For now, the implementation for the inverse matrix is very
simple, i.e., it doesn't attempt to re-use results from the
cofactor matrix computation to compute the determinant or
do any other kind of optimization, but it works.
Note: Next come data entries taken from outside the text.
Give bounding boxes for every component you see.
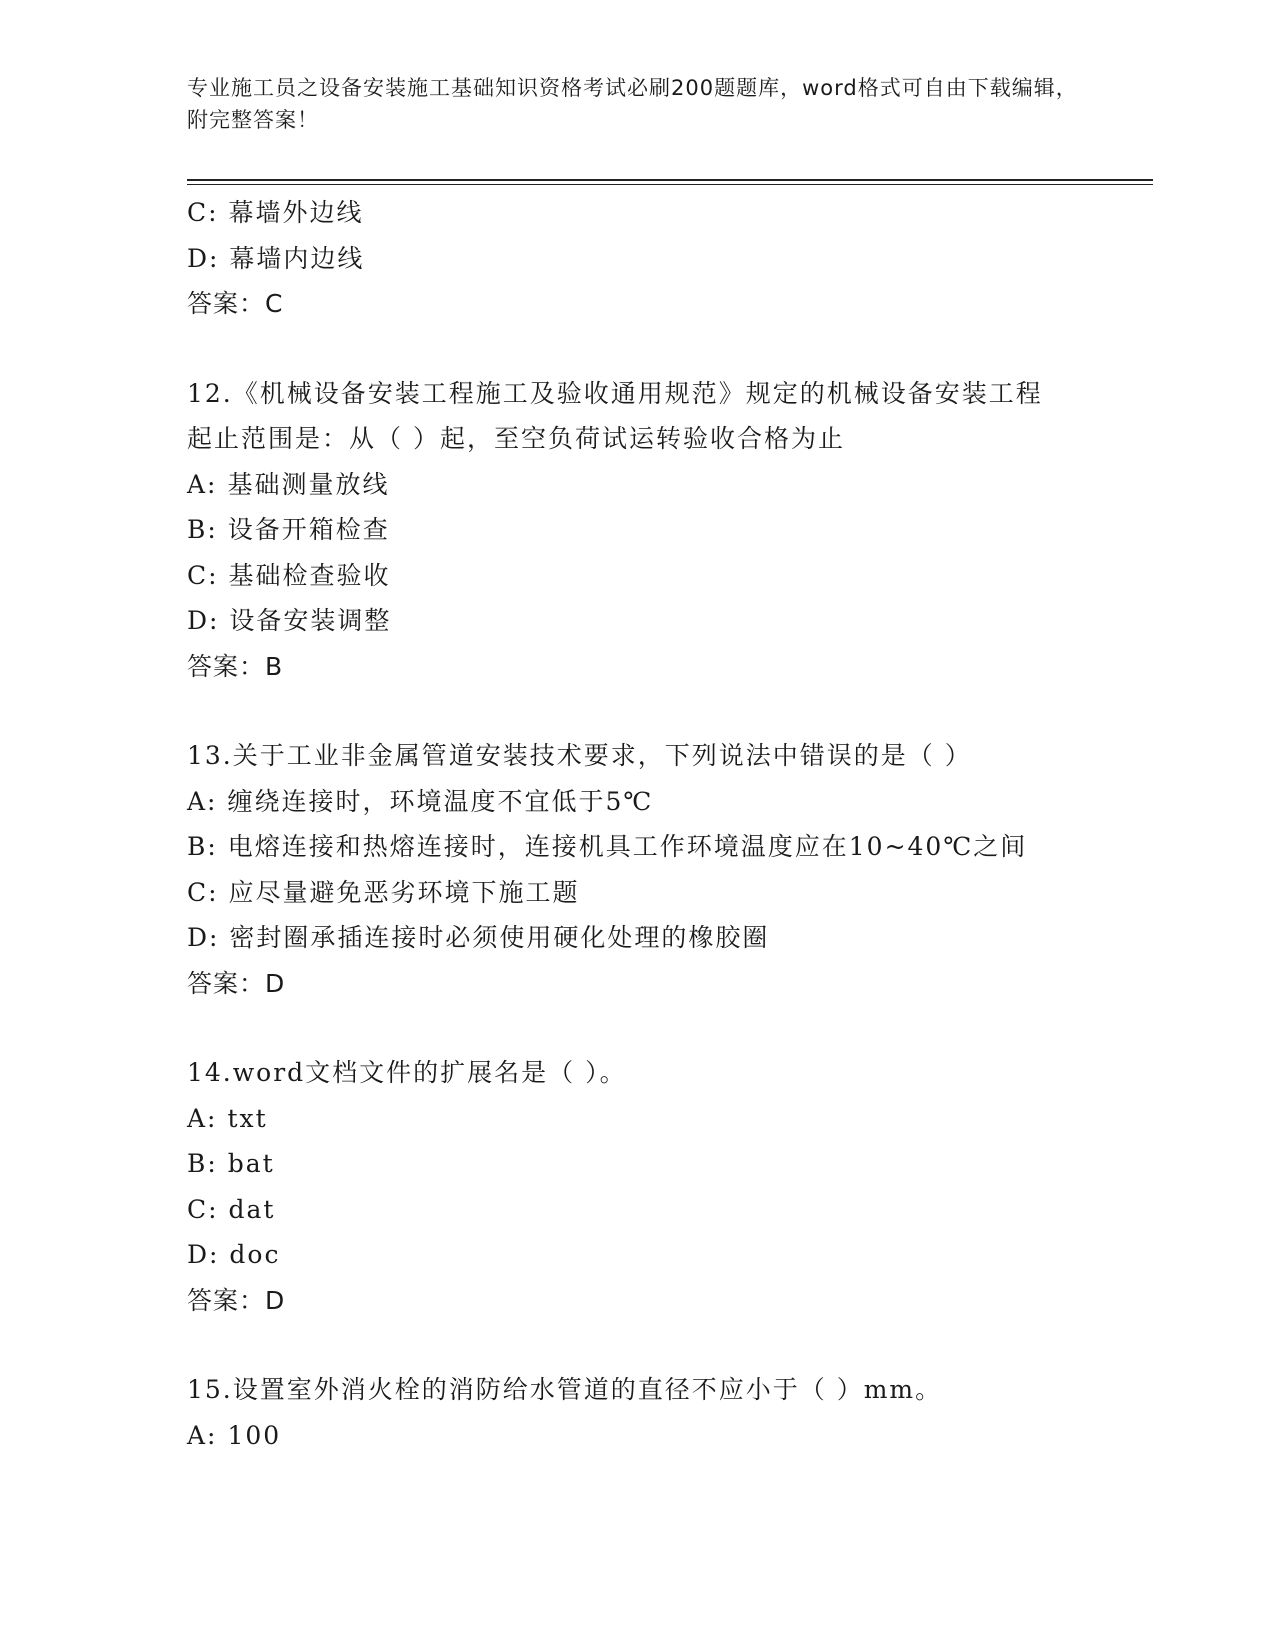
option-c: C: 幕墙外边线 — [187, 198, 364, 227]
document-header: 专业施工员之设备安装施工基础知识资格考试必刷200题题库，word格式可自由下载编辑，附完整答案！ — [187, 76, 1078, 132]
question-15-text: 15.设置室外消火栓的消防给水管道的直径不应小于（ ）mm。 — [187, 1375, 943, 1404]
q12-option-d: D: 设备安装调整 — [187, 606, 392, 635]
question-13-text: 13.关于工业非金属管道安装技术要求，下列说法中错误的是（ ） — [187, 741, 972, 770]
q13-option-c: C: 应尽量避免恶劣环境下施工题 — [187, 877, 580, 907]
q15-option-a: A: 100 — [187, 1420, 282, 1450]
q12-option-c: C: 基础检查验收 — [187, 560, 391, 590]
q13-option-a: A: 缠绕连接时，环境温度不宜低于5℃ — [187, 786, 654, 816]
q12-answer: 答案：B — [187, 651, 284, 681]
q14-answer: 答案：D — [187, 1285, 286, 1315]
q14-option-c: C: dat — [187, 1194, 276, 1224]
document-body — [187, 190, 1147, 1458]
q13-answer: 答案：D — [187, 968, 286, 998]
header-rule-thick — [187, 179, 1153, 181]
question-14-text: 14.word文档文件的扩展名是（ ）。 — [187, 1058, 627, 1087]
q14-option-d: D: doc — [187, 1240, 281, 1269]
q12-option-a: A: 基础测量放线 — [187, 469, 390, 499]
question-12-text: 12.《机械设备安装工程施工及验收通用规范》规定的机械设备安装工程起止范围是：从（ ）起，至空负荷试运转验收合格为止 — [187, 378, 1043, 453]
header-rule-thin — [187, 184, 1153, 185]
option-d: D: 幕墙内边线 — [187, 243, 365, 273]
q13-option-b: B: 电熔连接和热熔连接时，连接机具工作环境温度应在10~40℃之间 — [187, 832, 1028, 861]
q14-option-b: B: bat — [187, 1149, 275, 1178]
q12-option-b: B: 设备开箱检查 — [187, 515, 390, 544]
q13-option-d: D: 密封圈承插连接时必须使用硬化处理的橡胶圈 — [187, 923, 770, 952]
answer-prev: 答案：C — [187, 289, 284, 318]
q14-option-a: A: txt — [187, 1103, 268, 1133]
Change-Id: I0fc70133809ae2752dc567bf58b60d7af7a88009
Reviewed-on: https://swiftshader-review.googlesource.com/4000
Tested-by: Alexis Hétu <sugoi@google.com>
Reviewed-by: Alexis Hétu <sugoi@google.com>
diff --git a/src/Shader/ShaderCore.cpp b/src/Shader/ShaderCore.cpp
index 406b038..6ad3953 100644
--- a/src/Shader/ShaderCore.cpp
+++ b/src/Shader/ShaderCore.cpp
@@ -1139,6 +1139,34 @@
 		Float4 tw = Min(Max((x.w - edge0.w) / (edge1.w - edge0.w), Float4(0.0f)), Float4(1.0f)); dst.w = tw * tw * (Float4(3.0f) - Float4(2.0f) * tw);
 	}
 
+	void ShaderCore::det2(Vector4f &dst, const Vector4f &src0, const Vector4f &src1)
+	{
+		dst.x = src0.x * src1.y - src0.y * src1.x;
+		dst.y = dst.z = dst.w = dst.x;
+	}
+
+	void ShaderCore::det3(Vector4f &dst, const Vector4f &src0, const Vector4f &src1, const Vector4f &src2)
+	{
+		crs(dst, src1, src2);
+		dp3(dst, dst, src0);
+	}
+
+	void ShaderCore::det4(Vector4f &dst, const Vector4f &src0, const Vector4f &src1, const Vector4f &src2, const Vector4f &src3)
+	{
+		dst.x = src2.z * src3.w - src2.w * src3.z;
+		dst.y = src1.w * src3.z - src1.z * src3.w;
+		dst.z = src1.z * src2.w - src1.w * src2.z;
+		dst.x = src0.x * (src1.y * dst.x + src2.y * dst.y + src3.y * dst.z) -
+		        src0.y * (src1.x * dst.x + src2.x * dst.y + src3.x * dst.z) +
+		        src0.z * (src1.x * (src2.y * src3.w - src2.w * src3.y) +
+		                  src2.x * (src1.w * src3.y - src1.y * src3.w) +
+		                  src3.x * (src1.y * src2.w - src1.w * src2.y)) +
+		        src0.w * (src1.x * (src2.z * src3.y - src2.y * src3.z) +
+		                  src2.x * (src1.y * src3.z - src1.z * src3.y) +
+		                  src3.x * (src1.z * src2.y - src1.y * src2.z));
+		dst.y = dst.z = dst.w = dst.x;
+	}
+
 	void ShaderCore::frc(Vector4f &dst, const Vector4f &src)
 	{
 		dst.x = Frac(src.x);